Terms of the Parity deal weren't disclosed. Sausalito, California-based Parity will be integrated into Intel's Dialogic subsidiary, which focuses on computer telephony hardware and software. The deal was announced this morning, the first full day of the Comdex trade show here.

Telecommunications has become obsession No. 1 for Intel these days. The company has made a variety of acquisitions in this area during the past year, announced a line of network processors and set up a venture fund targeted at communications. Intel, Dell and others have stated that they plan to move into the computer-telephony market.

Privately held Parity develops "object-oriented" telephony software for other developers. Computer telephony essentially is the art of using technology from the PC arena to carry and manage telephone traffic. Parity's flagship product is called CT Media and is used in computer telephony server computers.
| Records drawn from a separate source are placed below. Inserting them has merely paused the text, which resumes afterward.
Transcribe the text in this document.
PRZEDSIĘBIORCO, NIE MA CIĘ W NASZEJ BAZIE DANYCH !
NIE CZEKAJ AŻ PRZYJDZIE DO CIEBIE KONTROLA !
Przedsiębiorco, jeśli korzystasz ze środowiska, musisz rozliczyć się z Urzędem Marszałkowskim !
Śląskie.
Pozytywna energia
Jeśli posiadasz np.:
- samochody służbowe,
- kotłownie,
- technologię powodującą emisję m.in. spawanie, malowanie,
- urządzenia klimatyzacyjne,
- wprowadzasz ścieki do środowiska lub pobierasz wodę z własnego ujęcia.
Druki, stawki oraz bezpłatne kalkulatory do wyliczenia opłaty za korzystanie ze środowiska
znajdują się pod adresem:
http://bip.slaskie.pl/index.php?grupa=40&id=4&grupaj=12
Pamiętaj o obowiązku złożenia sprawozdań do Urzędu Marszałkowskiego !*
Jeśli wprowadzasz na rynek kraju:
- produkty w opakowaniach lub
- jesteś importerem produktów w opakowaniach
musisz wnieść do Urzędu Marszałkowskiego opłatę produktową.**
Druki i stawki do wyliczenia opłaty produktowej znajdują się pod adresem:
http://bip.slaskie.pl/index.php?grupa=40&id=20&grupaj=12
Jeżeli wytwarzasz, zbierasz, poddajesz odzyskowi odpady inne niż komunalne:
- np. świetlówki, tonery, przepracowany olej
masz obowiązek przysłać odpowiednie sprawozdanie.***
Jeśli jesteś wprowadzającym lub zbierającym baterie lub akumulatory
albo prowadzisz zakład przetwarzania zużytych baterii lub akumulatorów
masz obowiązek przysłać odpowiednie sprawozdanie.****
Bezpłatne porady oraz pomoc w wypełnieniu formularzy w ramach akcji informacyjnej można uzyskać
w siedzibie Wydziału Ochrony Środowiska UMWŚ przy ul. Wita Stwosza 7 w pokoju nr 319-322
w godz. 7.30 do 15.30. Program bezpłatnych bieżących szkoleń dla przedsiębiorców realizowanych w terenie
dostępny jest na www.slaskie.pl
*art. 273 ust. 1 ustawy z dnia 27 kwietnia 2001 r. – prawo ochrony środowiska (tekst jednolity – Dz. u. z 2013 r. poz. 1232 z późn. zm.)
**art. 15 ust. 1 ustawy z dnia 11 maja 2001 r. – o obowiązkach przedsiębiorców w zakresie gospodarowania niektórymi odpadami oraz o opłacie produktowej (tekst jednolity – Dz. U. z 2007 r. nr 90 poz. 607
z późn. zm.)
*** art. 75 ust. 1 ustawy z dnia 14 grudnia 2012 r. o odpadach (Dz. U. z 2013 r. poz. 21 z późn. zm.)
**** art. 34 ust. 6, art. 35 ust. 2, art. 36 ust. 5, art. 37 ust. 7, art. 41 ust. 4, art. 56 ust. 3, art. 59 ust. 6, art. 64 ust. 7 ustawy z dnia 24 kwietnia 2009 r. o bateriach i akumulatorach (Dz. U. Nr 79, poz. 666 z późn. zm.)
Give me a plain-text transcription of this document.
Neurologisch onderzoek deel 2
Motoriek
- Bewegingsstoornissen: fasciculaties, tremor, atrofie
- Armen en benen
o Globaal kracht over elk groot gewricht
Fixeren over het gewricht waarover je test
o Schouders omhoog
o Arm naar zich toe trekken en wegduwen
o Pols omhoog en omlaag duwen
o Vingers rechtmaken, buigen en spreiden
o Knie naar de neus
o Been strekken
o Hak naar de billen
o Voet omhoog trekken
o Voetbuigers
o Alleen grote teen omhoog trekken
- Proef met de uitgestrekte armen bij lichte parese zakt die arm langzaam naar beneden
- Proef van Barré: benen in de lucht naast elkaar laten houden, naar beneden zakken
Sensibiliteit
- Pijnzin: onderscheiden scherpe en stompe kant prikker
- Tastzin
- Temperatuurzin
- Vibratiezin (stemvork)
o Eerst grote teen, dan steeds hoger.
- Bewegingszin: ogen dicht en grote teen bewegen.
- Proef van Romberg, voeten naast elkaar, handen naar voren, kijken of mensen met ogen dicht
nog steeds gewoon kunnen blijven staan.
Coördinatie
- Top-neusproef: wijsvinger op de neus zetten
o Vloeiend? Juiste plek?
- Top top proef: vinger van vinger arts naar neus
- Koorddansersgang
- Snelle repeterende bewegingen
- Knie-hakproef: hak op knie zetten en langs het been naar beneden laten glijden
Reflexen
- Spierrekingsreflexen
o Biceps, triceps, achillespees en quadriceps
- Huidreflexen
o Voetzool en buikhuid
In a related move, Intel placed investments in MediaSoft Telecom and Prima to further development on the CT Media platform. The investments come from the $200 million Intel Communications Fund created in September.

MediaSoft provides software for managing medium to large computer telephony solutions and PC-based PBX boxes. A PBX is a corporate phone system.

Prima develops software that allows organizations to integrate telephony technologies with e-commerce customer-service applications. Both companies are based in Montreal.

Finally, Intel signed a letter of intent with Artisoft to acquire rights to its Visual Voice, a tool for developing CT Media applications.

Comdex: Closing the millennium Communications has become a dominant theme for Intel this year. The company has announced plans to diversify from providing microprocessors for PCs into providing silicon, and even finished products, to a wide variety of markets. The company also set up two different communications divisions, one focused on network and communications processors and the other targeted at equipment.

The acquisition of Parity represents the tenth deal signed or closed in a year. Most of the acquired companies focus on communications.

The communications server market has been of particular interest as well. Most telephone equipment, PC executives say, is both expensive and based around proprietary standards. The plan is to essentially invade this market with cheaper, PC-based technology that can handle both data and voice networks.